Супермаркет. Салат. С майонезом, но плевать. И «Балтику-нулёвку». Может, с алкоголем? И сигарет? Всё-таки, устал. Нет. Жаль, поштучно не продают. Или всё-таки? Выкурить одну, и пиво не допить, вылить? Кого я обманываю. Нет. Поспать и потом спокойно помедитировать.

Он взял две белых холостых «Балтики», оливье в пластике, овсянку, сникерс. Вышел, расплатился, добрёл до подъезда, третий этаж, попахивает цементом, оборот ключа, сейчас с порога, не раздеваясь – полбанки «нулёвки», запить спазмалгон и мелатонина ещё одну. От спазмалгона, правда, иногда эйфорит, но виски – невыносимы, будто пассатижи воткнули и крутят. Дунуть бы сейчас – это было бы лучшим решением. Лучшим. Просто как лекарство. Хватит… Ну что там дверь-то. Опять замок? Если я сейчас ещё в хату не вой… Что за?..

Саша толчком ввалился в тёмную вытянутую прихожую и скривился от вони. Словно носки сгнили на мужской ноге заживо. Так обычно пропавшая курица… Быстро прошёл на кухню по скрипящему паркету, распахнул окно, заглянул в ведро – точно. Собирался в спешке и из мешка выпала прямо в ведро. Всего-то шкурка, кости, а вони. Ведь не хотел есть мясо. Ведро давно надо помыть. Саша, морщась, подобрал гниющее и склизкое, бегом выкинул в унитаз. Помыл руки с мылом, открыл окна в комнате. Взял вымыть ведро, увидел тёмный ошмёток, отличный по цвету, позеленевший.
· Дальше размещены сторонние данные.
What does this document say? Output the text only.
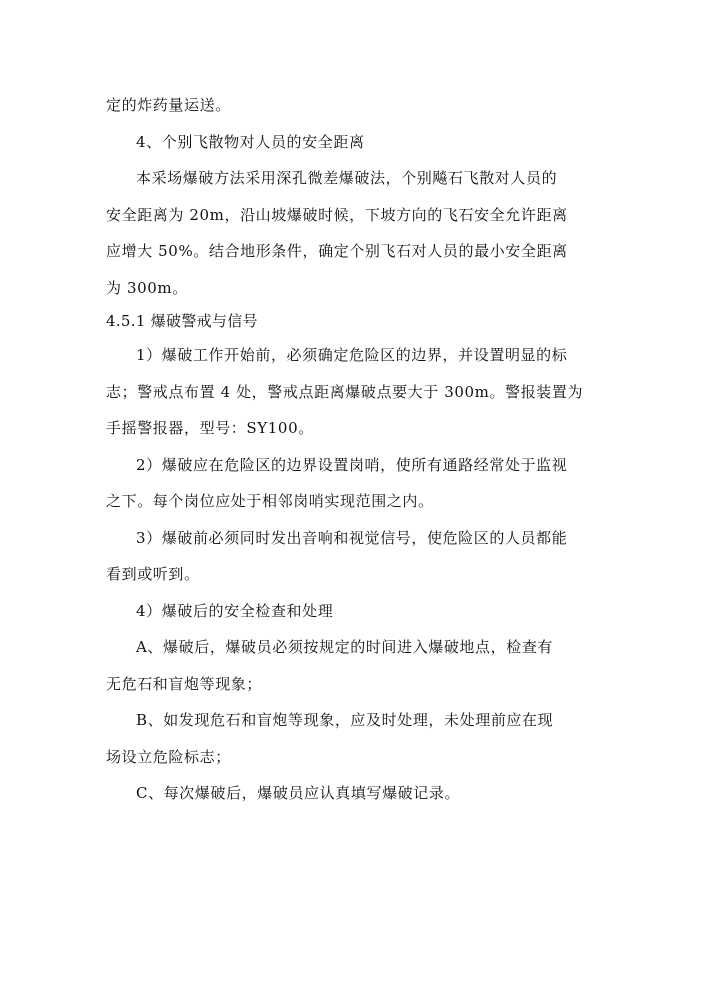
定的炸药量运送。

4、个别飞散物对人员的安全距离

本采场爆破方法采用深孔微差爆破法，个别飚石飞散对人员的
安全距离为 20m，沿山坡爆破时候，下坡方向的飞石安全允许距离
应增大 50%。结合地形条件，确定个别飞石对人员的最小安全距离
为 300m。

4.5.1 爆破警戒与信号

1）爆破工作开始前，必须确定危险区的边界，并设置明显的标
志；警戒点布置 4 处，警戒点距离爆破点要大于 300m。警报装置为
手摇警报器，型号：SY100。

2）爆破应在危险区的边界设置岗哨，使所有通路经常处于监视
之下。每个岗位应处于相邻岗哨实现范围之内。

3）爆破前必须同时发出音响和视觉信号，使危险区的人员都能
看到或听到。

4）爆破后的安全检查和处理

A、爆破后，爆破员必须按规定的时间进入爆破地点，检查有
无危石和盲炮等现象；

B、如发现危石和盲炮等现象，应及时处理，未处理前应在现
场设立危险标志；

C、每次爆破后，爆破员应认真填写爆破记录。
Заранее скривился, вынул и забыл про вонь. Так.

Это значит, Макс мне тогда принёс, две недели назад, после приезда из Непала, стал давить на то, что я тогда всех подвёл, слово за слово, я швырнул в ведро и забыл. Уехал, вернулся, менял пакеты, а она так и лежала. Ждала. А тут грамма три-то будет. Если не больше. Хорошая. Отборная. Шишки. Даже сквозь упаковку и гниль – несёт. Или кажется? Саша вздохнул. О-хо-хо-хо. Ладно. Можно заварить один, опустить и сразу спать. Пива и спать. А остальное – в унитаз. Сразу – в унитаз. Только сначала в душ, постель расстелить, Индика, сатива? А пятилитровка-то?

Саша вздрогнул от СМС-ки, как школьник за гаражами. Алина.

«Куда пропал ? Екб через неделю, надо пост…»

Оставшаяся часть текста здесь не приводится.